Droits des femmes paramédics

Droits des femmes paramédics

(23-05-2025 English version follows the French)

Nous sommes en 2025. C’est la Semaine des services paramédicaux. Une semaine censée souligner la force tranquille et l’expertise clinique de celles et ceux qui interviennent en première ligne, dans les pires moments de nos vies.

Et pourtant, nous voici à écrire non pas avec fierté, mais avec consternation — pour dénoncer le rappel forcé au travail de paramédics en congé préventif d’allaitement, à la suite d’un changement de politique chez Urgences-santé, le service ambulancier public desservant Montréal et Laval.

L’annonce, transmise par courriel syndical à 41 femmes actuellement en congé, représente un recul majeur des protections en santé maternelle.

« Depuis plus de 20 ans, les femmes paramédics d’Urgences-santé bénéficient d’un retrait préventif pendant l’allaitement, permettant d’éviter toute contamination du lait maternel qu’elle soit chimique ou biologique. Cette mesure préventive a toujours été considérée comme essentielle pour protéger les bébés.
Or, cette année, les responsables du programme “Maternité sans danger” de la santé publique ont décidé de revoir les risques biologiques, concluant qu’ils seraient désormais négligeables ou suffisamment contrôlés par les équipements actuels. Cependant, les risques chimiques, notamment lors d’exposition à la fumée d’incendie ou à un déversement de produits dangereux, demeurent bien réels.
Malgré cela, l’employeur affirme pouvoir contrôler les risques chimiques en interdisant simplement aux travailleuses d’intervenir dans des “zones chaudes ou tièdes”. »

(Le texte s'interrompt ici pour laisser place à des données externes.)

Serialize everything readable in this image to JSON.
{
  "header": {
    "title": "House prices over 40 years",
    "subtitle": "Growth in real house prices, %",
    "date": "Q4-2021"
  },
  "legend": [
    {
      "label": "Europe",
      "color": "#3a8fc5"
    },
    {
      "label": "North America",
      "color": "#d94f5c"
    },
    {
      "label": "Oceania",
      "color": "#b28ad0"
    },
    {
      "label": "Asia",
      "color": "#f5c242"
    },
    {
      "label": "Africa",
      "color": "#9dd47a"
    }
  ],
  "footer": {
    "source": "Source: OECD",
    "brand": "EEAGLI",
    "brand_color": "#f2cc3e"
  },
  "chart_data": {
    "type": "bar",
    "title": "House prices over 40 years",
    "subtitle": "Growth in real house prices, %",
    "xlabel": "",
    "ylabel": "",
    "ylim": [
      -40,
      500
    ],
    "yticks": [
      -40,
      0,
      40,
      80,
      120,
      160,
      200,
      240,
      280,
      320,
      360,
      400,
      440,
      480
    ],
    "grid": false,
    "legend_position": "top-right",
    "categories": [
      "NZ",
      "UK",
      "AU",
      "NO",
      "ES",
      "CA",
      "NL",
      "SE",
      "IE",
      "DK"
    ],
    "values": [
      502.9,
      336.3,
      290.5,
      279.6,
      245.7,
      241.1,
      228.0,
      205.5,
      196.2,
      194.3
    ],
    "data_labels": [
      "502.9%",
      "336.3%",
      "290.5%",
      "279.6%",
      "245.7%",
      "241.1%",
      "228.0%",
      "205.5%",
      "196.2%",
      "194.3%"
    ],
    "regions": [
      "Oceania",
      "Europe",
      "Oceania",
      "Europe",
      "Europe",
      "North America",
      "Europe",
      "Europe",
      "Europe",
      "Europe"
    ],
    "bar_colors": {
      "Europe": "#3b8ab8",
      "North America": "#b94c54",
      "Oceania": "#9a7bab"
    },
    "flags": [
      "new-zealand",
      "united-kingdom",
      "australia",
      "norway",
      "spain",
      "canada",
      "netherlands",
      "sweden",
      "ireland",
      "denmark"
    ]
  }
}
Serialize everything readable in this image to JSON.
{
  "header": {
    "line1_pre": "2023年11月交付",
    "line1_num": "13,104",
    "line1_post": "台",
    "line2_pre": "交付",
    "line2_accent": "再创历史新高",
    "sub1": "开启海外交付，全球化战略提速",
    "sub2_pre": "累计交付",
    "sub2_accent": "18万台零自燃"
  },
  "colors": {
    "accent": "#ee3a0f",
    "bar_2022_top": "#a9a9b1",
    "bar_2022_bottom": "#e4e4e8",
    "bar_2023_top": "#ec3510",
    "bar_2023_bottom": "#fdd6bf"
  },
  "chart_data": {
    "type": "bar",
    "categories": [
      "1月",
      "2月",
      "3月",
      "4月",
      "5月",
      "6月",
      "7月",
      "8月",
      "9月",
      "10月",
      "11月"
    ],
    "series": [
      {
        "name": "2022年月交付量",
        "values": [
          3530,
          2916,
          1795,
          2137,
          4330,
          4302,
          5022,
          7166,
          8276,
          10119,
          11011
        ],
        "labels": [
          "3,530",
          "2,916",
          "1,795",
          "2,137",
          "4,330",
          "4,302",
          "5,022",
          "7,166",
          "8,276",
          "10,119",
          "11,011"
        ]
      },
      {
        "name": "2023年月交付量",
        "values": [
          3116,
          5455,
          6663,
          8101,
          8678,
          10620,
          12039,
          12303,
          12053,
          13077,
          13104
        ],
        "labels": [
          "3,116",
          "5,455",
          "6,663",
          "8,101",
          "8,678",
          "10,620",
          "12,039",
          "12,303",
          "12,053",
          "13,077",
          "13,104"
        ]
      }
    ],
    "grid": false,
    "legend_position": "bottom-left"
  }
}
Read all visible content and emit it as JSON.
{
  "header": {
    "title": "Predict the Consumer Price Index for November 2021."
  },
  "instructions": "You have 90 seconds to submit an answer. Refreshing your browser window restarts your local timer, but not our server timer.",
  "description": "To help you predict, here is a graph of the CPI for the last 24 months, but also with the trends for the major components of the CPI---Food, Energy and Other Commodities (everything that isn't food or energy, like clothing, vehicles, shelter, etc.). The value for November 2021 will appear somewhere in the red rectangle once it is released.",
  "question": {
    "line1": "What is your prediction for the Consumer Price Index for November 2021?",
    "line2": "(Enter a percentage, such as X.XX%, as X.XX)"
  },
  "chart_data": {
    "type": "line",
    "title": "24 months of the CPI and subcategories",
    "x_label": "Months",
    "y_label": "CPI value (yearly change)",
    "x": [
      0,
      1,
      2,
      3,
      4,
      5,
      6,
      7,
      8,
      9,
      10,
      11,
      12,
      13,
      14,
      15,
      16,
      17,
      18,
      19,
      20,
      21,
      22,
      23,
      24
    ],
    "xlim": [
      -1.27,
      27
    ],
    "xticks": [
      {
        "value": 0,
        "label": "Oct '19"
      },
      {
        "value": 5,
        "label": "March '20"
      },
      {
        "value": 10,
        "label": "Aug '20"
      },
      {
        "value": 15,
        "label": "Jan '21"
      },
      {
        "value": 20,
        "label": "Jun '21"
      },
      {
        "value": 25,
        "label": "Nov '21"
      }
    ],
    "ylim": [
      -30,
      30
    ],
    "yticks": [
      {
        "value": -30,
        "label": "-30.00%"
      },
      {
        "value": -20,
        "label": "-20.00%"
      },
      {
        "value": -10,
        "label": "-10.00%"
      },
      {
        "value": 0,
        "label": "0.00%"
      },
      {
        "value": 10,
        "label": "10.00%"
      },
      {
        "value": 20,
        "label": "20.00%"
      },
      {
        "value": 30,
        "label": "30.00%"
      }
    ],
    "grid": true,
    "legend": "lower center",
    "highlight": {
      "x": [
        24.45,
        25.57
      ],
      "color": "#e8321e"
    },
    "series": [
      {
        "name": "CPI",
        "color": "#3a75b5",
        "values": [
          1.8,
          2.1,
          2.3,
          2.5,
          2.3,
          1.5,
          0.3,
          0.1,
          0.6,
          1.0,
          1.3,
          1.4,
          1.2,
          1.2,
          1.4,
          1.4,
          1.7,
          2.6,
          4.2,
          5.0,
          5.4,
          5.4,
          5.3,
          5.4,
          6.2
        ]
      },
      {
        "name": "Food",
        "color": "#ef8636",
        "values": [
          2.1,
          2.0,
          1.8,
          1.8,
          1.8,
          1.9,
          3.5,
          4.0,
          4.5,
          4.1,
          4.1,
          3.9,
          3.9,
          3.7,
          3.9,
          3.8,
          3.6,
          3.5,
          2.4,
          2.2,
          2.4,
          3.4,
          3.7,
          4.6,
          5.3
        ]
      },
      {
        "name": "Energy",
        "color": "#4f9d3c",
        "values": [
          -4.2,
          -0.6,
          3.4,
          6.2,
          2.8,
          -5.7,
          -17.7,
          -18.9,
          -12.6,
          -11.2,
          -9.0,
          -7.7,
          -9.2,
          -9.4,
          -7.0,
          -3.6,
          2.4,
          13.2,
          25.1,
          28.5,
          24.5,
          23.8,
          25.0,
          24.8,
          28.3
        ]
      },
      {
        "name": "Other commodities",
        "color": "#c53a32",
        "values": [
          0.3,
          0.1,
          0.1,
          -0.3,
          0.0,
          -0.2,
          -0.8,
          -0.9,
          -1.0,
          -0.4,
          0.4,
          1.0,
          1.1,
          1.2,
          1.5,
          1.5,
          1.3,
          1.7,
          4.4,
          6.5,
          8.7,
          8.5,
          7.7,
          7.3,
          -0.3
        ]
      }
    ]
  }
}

Toute personne ayant travaillé un seul quart de travail sur le terrain sait à quel point c’est irréaliste.

« Est-ce qu’on est censées refuser de porter secours à un pompier en arrêt cardiaque sur une scène d’incendie, parce qu’il n’a pas été décontaminé? » demande une paramédic. « On s’éloigne d’un trauma parce que ça ne rentre pas dans un beau diagramme de sécurité? »

Ces femmes ne sont pas en vacances. Elles sont en congé pour protéger leurs bébés allaités de toxines et de contaminants rencontrés en situation d’urgence. L’une d’elles — une paramédic dont le bébé de huit mois dépend à 95 % du lait maternel et refuse toute formule — s’est exprimée clairement :

« Ce que je refuse d’accepter, c’est que mon employeur me dise quand je dois arrêter de nourrir mon enfant avec les nutriments que moi seule peux lui offrir. Ce que je refuse d’accepter, c’est que quelqu’un me dise qu’il peut “me garder en sécurité” alors qu’il n’a jamais mis les pieds sur le terrain. Ce n’est pas juste un inconvénient. C’est une atteinte. »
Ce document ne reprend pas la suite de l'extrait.